Lead flashing can be bought from B&Q for about £12 for 11 Kgs.

When all the lead is melted, using the pliers for gripping and pouring the tin, quickly pour it into the mould(s), filling it/them up to the top. Allow the cast to set firmly before you start messing with it. When you get experience of casting, you’ll find that you can vary the weight by about half an ounce using the same mould.

Important Safety Warning

  1. Always where goggles or a full face mask and gloves when working with hot lead
  2. Make sure the wooden mould is dry; hot lead and water don’t mix and the lead could spit
  3. The lead, when set, stays hot for a long time, so knock it out of the mould onto the floor, pick it up with a pair of pliers and quench it in cold water.

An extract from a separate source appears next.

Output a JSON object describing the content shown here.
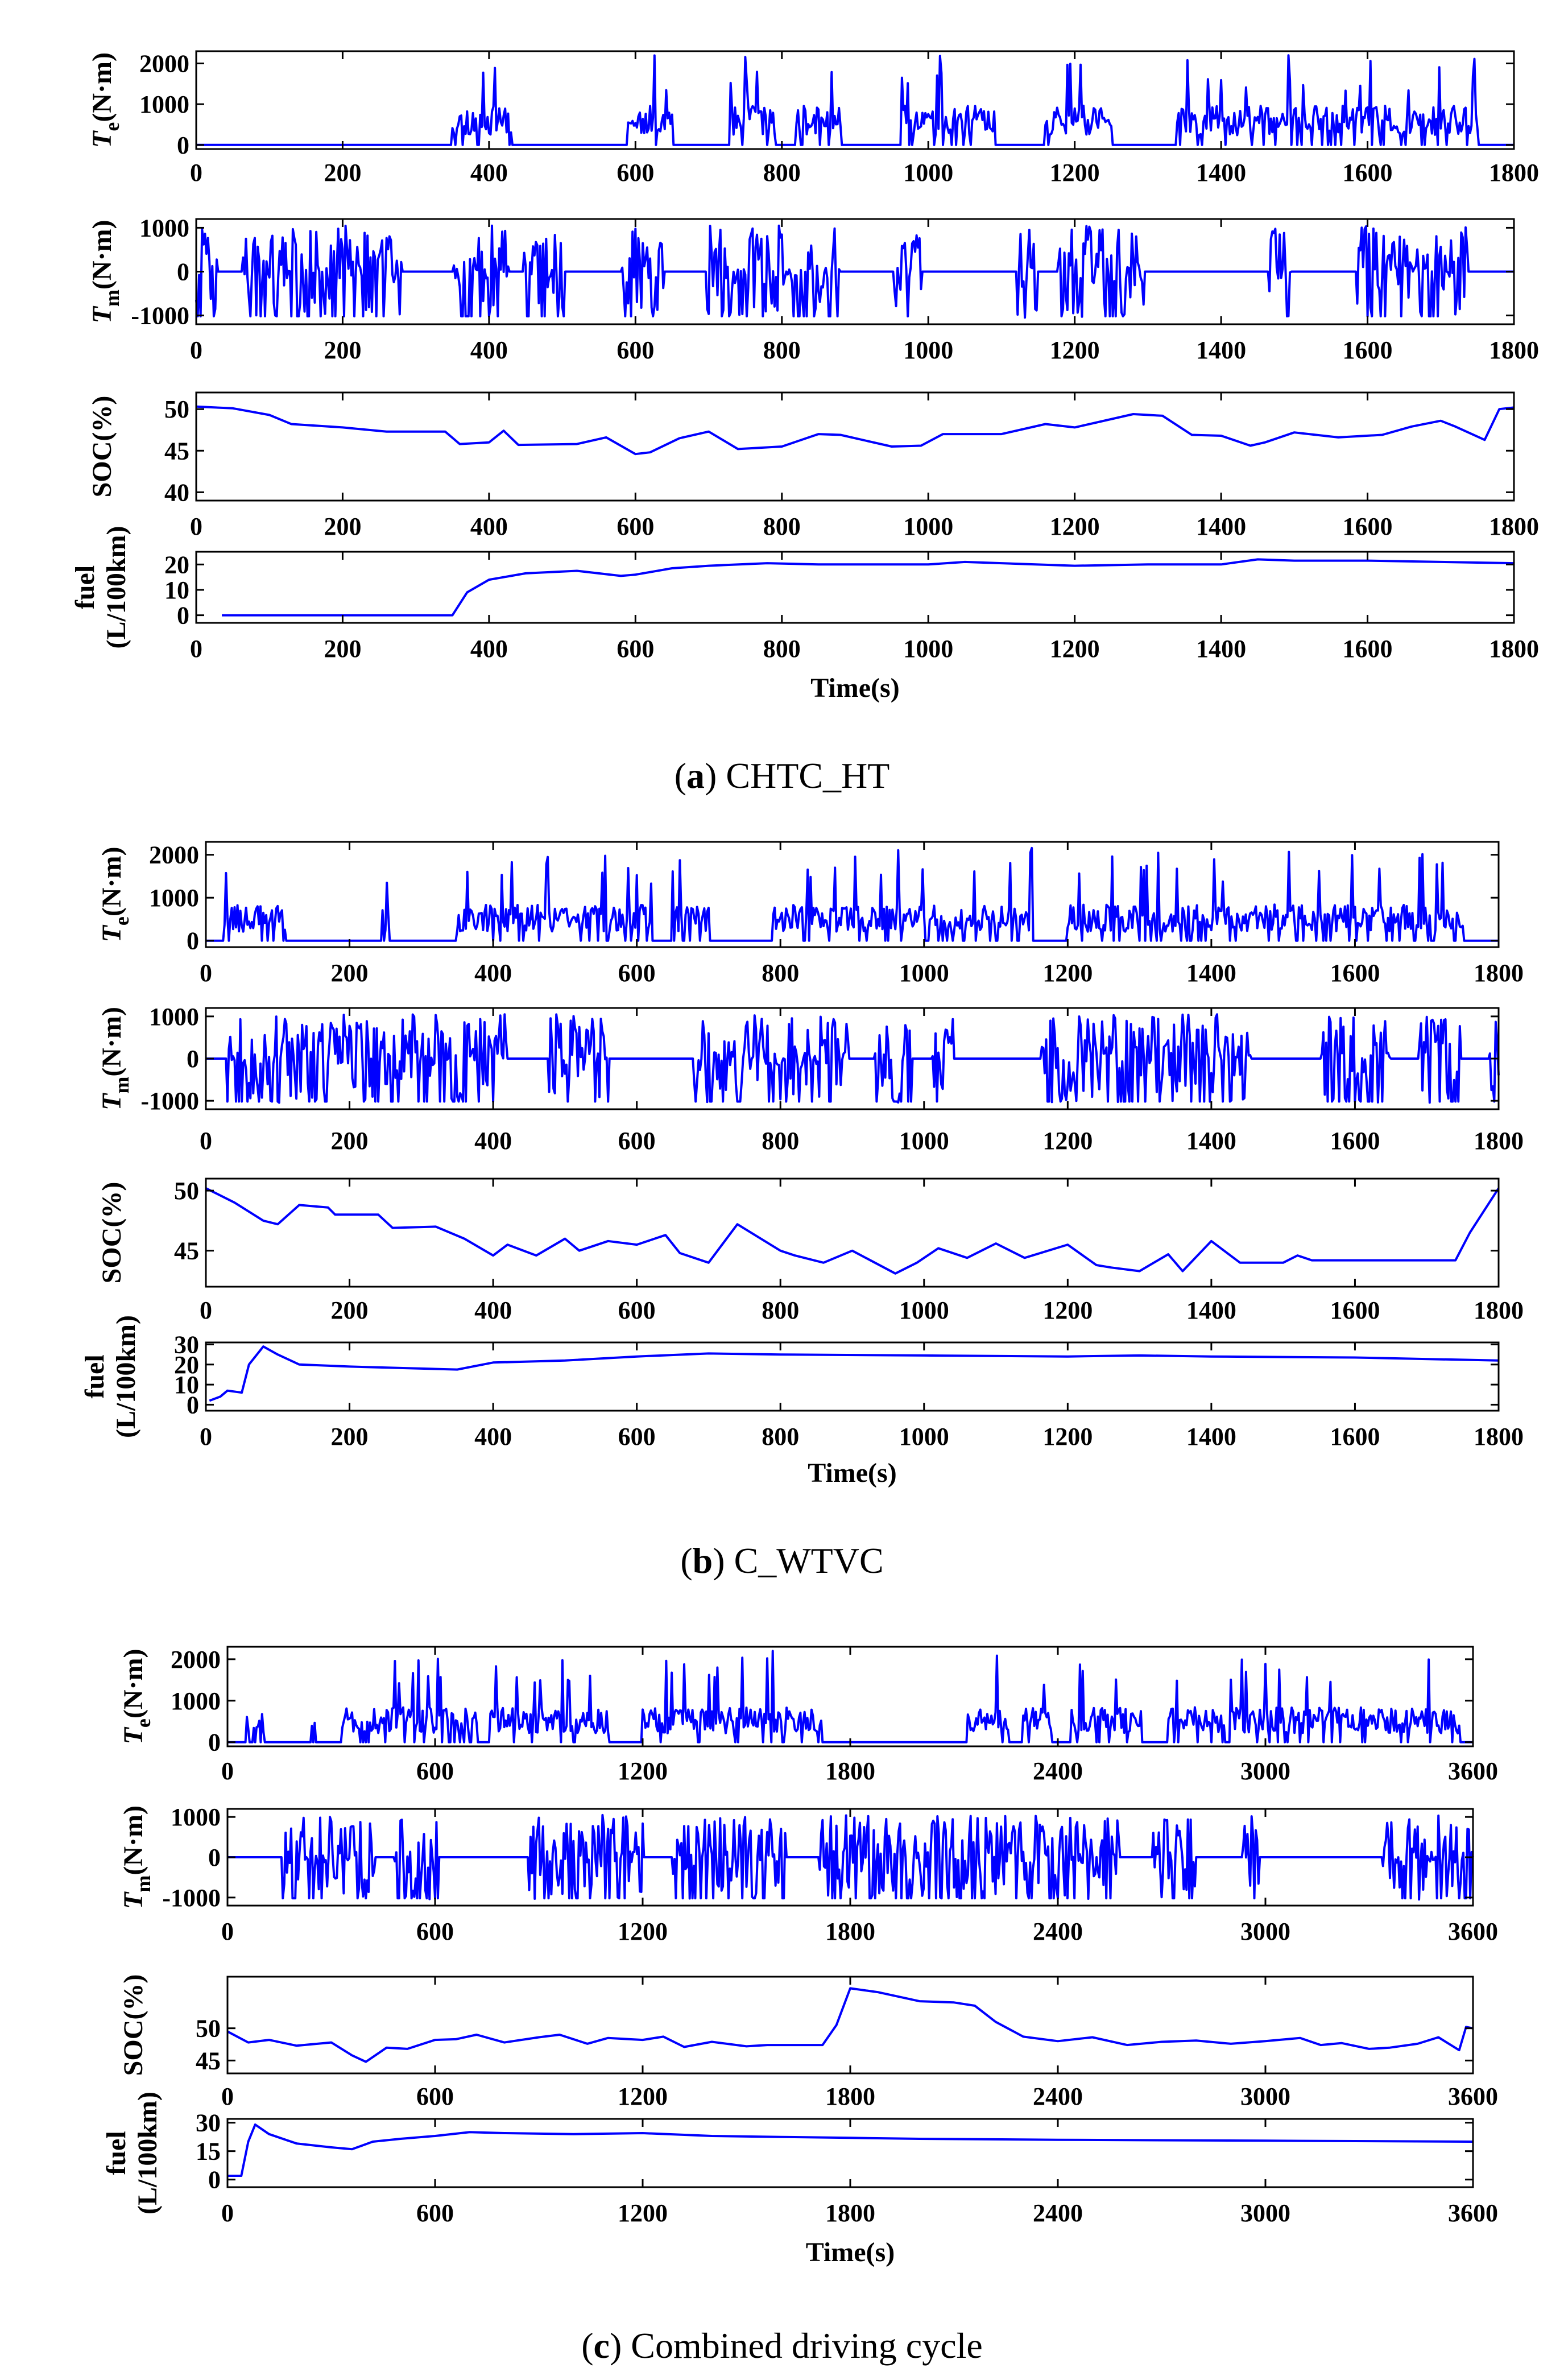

It is perfectly safe to do this providing the lead has set firm

Getting the knack of casting might take you several attempts at first, but if you mess up, just put the lead back into the tin for re-melting.

Attaching the wire loop to the lead and fitting the lead to the cylinder
Take the cast and bend one end up to a right angle, using a pair of pliers. Place the loop on it and press it down so it lays flat but not touching the middle section. The tail of the loop needs to be in the centre of the wing. Take the cylinder and push it under the loop tail and wing, with the staples facing downward to the middle of mid section of the lead. Bend the other wing over and down to the cylinder, crushing it hard down with the pliers.

Finishing touches
Take the pliers and pull the loop hard, making sure the loop tail stays in a central position. This action bites the wire into the lead and secures it in the position you want. With the pliers, crush the loop together and then put some twists on as you did with the tail. As you twist the wire, again it bites deeper into the lead, making the whole loop very secure (Fig 3.). You will notice that you are left with a small ring formed at the top of the loop for attaching a ledger clip to. To double secure the loop, I hammer the wing flat using a small craft vice that the cylinder will just fit over.

All that’s left now is to throw the finished feeder in the box with all the others you’ve successfully made.

It really is that easy and will save your bank balance from transferring into Mr D’s. Well it does if you fish a river like the Ribble…..the tackle snatcher that it is!